L'instruction des juges Renaud Van Ruymbeke et Roger Le Loire dans le volet financier de l'affaire Karachi touche à sa fin. Après plus de trois ans d'enquête, les deux magistrats anticorruption ont signé, vendredi 7 février, une ordonnance de 168 pages au terme de laquelle ils demandent à la Cour de justice de la République (CJR) de se saisir des cas de l'ancien premier ministre Édouard Balladur et de son ministre de la défense François Léotard. Ils sont tous les deux soupçonnés d'avoir pris une part active dans un vaste système gouvernemental de détournement d'argent sur des marchés d'armement avec le Pakistan et l'Arabie saoudite.
Dans le même temps, les deux juges ont signé une deuxième ordonnance estimant que Nicolas Sarkozy, ministre du budget au moment des faits, ne pouvait être entendu comme simple témoin, « au vu des éléments et des témoignages » recueillis durant leur enquête. Les magistrats recommandent pour M. Sarkozy un statut de témoin assisté à la CJR, seule juridiction habilitée à juger les délits commis par des ministres dans l'exercice de leurs fonctions.
Bizarrerie du droit français, le statut de témoin assisté consacre le fait qu'il existe des indices contre quelqu'un dans un dossier judiciaire, mais que ceux-ci ne sont pas suffisamment « graves et concordants » pour justifier une mise en examen. Ce sera donc in fine à la CJR de trancher le cas Sarkozy.
Selon des documents de l’enquête consultés par Mediapart, 82,6 millions d’euros ont été versés, entre 1993 et 1995, à un réseau d’intermédiaires formé par les hommes d’affaires Ziad Takieddine et Abdul Rahman El-Assir, imposés par le gouvernement Balladur dans des négociations de vente d'armes internationales. Et d’après les documents comptables (rapports financiers, comptes bancaires, déclarations fiscales) réunis par la Division nationale des investigations financières (DNIF), 32,4 millions d’euros ont été versés avant le 23 avril 1995, jour du premier tour de l’élection présidentielle pour laquelle avait concouru le premier ministre Édouard Balladur.

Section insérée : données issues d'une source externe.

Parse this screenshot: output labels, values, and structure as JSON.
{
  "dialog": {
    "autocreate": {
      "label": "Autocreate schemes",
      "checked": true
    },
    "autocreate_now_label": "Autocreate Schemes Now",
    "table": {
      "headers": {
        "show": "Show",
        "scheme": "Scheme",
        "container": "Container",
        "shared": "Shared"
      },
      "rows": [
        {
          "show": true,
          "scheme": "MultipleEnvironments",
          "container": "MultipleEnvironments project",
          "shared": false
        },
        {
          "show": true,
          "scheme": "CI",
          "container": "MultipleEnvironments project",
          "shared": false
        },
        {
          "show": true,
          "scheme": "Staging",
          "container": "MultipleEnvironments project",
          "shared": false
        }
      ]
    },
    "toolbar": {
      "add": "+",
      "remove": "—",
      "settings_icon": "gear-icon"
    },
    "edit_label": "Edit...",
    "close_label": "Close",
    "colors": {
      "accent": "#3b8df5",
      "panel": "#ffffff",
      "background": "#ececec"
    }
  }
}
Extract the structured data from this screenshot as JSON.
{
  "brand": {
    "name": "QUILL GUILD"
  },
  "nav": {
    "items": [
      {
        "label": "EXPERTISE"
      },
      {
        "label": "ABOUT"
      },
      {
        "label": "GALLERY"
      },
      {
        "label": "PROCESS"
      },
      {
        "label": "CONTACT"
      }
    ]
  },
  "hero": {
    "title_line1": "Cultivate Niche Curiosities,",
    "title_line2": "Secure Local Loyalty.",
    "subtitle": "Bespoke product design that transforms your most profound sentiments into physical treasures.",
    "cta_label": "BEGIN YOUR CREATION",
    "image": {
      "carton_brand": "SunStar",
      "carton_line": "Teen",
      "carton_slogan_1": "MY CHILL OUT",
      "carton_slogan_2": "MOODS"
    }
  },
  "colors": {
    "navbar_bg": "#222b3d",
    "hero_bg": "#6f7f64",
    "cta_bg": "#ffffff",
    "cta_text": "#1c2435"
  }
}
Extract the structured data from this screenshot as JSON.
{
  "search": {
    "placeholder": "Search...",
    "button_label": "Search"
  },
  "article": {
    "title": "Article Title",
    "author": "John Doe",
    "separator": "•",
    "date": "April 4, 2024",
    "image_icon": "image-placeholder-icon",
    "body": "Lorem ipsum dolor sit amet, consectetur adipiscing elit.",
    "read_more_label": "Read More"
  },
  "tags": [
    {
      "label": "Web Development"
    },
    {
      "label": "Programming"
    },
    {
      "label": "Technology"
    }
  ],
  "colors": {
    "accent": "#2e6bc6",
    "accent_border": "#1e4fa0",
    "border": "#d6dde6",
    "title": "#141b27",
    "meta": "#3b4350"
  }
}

Quatre marchés d’armement conclus entre 1993 et 1995 avec deux pays étrangers – un avec le Pakistan et trois avec l’Arabie saoudite – sont dans le viseur des juges. Les magistrats suspectent qu’une partie de cet argent noir a pu alimenter des financements politiques occultes, notamment la campagne présidentielle d’Édouard Balladur, voire d’éventuels enrichissements personnels.
L'enquête a notamment permis d'établir qu'en tant que ministre du budget, Nicolas Sarkozy avait autorisé le versement de commissions occultes, contre l'avis de sa propre administration, dans le cadre d'un contrat avec l'Arabie saoudite, baptisé Mouette.
À côté des responsabilités politiques dans ce dossier, que devra traiter la CJR, les juges Van Ruymbeke et Le Loire ont déjà mis en examen plusieurs protagonistes de ce fric-frac d’État. Parmi eux : Nicolas Bazire, ancien directeur de cabinet d’Édouard Balladur, Thierry Gaubert, conseiller de Nicolas Sarkozy à Bercy, et Renaud Donnedieu de Vabres, ancien conseiller spécial de François Léotard. Les marchands d'armes Ziad Takieddine et Abdul Rahman El-Assir, par lesquels ont transité les fonds occultes, sont également mis en examen.
Les magistrats instructeurs devraient décider dans les prochaines semaines de leur renvoi devant un tribunal correctionnel pour un grand procès, mais sans responsable politique de premier plan.